Forty-three members of Knesset voted in favor of the “Israel Hayom bill” that would have shut down Mozes’s competitor. They are not under investigation.
Lapid, the star witness against Netanyahu in the Milchan law probe, met twice with his old friend Milchan to discuss the law during his tenure as finance minister. Lapid never reported his meetings.
And he’s the star witness against Netanyahu, not the subject of a probe.
Lapid’s Yesh Atid party went out of its way to advance Mozes’s financial interests. Not only did more than half of Yesh Atid lawmakers vote for the “Israel Hayom bill.” Lapid’s ministers – then-education minister Shai Piron, then-minister of social affairs Meir Cohen and then-science minister Yaakov Peri, paid Yediot millions of shekels from their ministries’ budgets for advertising.
And they all received fantastic coverage.

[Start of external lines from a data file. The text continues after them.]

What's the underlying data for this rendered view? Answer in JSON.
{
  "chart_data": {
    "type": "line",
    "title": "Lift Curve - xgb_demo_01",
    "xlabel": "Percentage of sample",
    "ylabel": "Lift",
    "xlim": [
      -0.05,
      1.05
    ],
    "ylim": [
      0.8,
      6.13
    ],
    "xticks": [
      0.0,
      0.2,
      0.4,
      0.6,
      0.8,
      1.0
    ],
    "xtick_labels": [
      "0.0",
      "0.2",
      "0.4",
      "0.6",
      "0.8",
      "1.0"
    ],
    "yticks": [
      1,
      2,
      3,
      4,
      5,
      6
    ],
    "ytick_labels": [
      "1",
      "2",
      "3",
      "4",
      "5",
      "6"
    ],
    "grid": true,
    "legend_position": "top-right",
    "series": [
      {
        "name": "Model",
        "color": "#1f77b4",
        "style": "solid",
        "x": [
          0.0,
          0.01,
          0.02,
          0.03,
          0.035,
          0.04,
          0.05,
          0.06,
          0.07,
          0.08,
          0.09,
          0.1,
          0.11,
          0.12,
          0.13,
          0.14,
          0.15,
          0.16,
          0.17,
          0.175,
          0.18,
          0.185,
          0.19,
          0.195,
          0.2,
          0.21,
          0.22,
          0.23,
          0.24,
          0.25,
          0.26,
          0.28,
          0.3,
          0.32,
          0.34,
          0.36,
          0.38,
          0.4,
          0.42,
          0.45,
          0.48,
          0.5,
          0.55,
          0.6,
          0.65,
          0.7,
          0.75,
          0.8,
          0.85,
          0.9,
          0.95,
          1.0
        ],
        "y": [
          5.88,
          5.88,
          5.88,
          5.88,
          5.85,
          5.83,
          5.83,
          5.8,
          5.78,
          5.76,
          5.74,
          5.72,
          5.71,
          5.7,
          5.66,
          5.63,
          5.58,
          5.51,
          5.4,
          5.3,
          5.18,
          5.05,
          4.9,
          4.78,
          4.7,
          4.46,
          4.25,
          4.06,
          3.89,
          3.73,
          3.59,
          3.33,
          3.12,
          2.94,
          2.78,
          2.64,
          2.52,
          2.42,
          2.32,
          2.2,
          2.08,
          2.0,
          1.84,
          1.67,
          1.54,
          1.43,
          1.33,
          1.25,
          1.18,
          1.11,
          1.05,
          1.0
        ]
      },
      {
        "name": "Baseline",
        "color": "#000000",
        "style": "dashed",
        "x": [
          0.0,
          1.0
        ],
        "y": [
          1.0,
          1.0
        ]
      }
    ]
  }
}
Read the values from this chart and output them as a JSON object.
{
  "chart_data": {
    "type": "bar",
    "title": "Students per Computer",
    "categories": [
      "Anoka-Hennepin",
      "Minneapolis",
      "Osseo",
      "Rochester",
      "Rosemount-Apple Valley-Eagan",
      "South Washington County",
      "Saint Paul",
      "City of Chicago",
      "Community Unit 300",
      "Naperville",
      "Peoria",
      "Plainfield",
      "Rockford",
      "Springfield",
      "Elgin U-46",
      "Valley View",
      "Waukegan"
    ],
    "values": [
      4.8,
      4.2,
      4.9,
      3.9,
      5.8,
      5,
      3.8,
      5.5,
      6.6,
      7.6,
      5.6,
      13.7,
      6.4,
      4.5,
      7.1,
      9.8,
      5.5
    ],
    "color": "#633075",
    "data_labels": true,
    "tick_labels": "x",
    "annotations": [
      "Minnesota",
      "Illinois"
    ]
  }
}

And none of them is under investigation.
The final problem with the investigations of Netanyahu is that as we saw this week, the police’s openly obsessive desire to “get” Bibi is corrupting the law enforcement and judicial community.
This week Channel 10 published text messages sent between magistrate’s court judge Ronit Poznansky-Katz and Israel Securities Authority investigator Eran Shaham-Shavit. In their text exchange, the two discussed and agreed on the length of continued confinement of suspects detained in Case 4000.
It is possible to read their exchange, in which they discuss the police investigators’ obsession with keeping the suspects remanded to jail, as friendly banter. It is also possible to interpret their text exchanges more critically. Shaham-Shavit wrote: Police investigators “almost beat me up or arrested me.” He angered them because he supported releasing the suspects earlier than the police investigators did. Poznansky-Katz’s responded sympathetically, “I think there is nothing scarier than that.”
It’s easy to read this as two colleagues commiserating about out of control police investigators ready to run over anyone who stands between them and their prey – Prime Minister Netanyahu.
However you interpret their exchange, the fact is that their messages were a crime. They coordinated Poznansky-Katz’s rulings before the defendants were allowed to present their cases. Yet, whereas Netanyahu’s advisers and friends are treated like mafia bosses for advancing legal policies, Poznansky-Katz and Shaham-Shavit were let off with administrative slaps on their wrists.
And we’re supposed to believe in the justice system.
It is easy to get swept away in the flood of prejudicial leaks and biased reporting that have already indicted, tried and pronounced Netanyahu’s guilt. But when you analyze the actual cases being assembled against him, it becomes clear that not only is there nothing there, these probes themselves represent an unprecedented assault on the basic norms of Israel.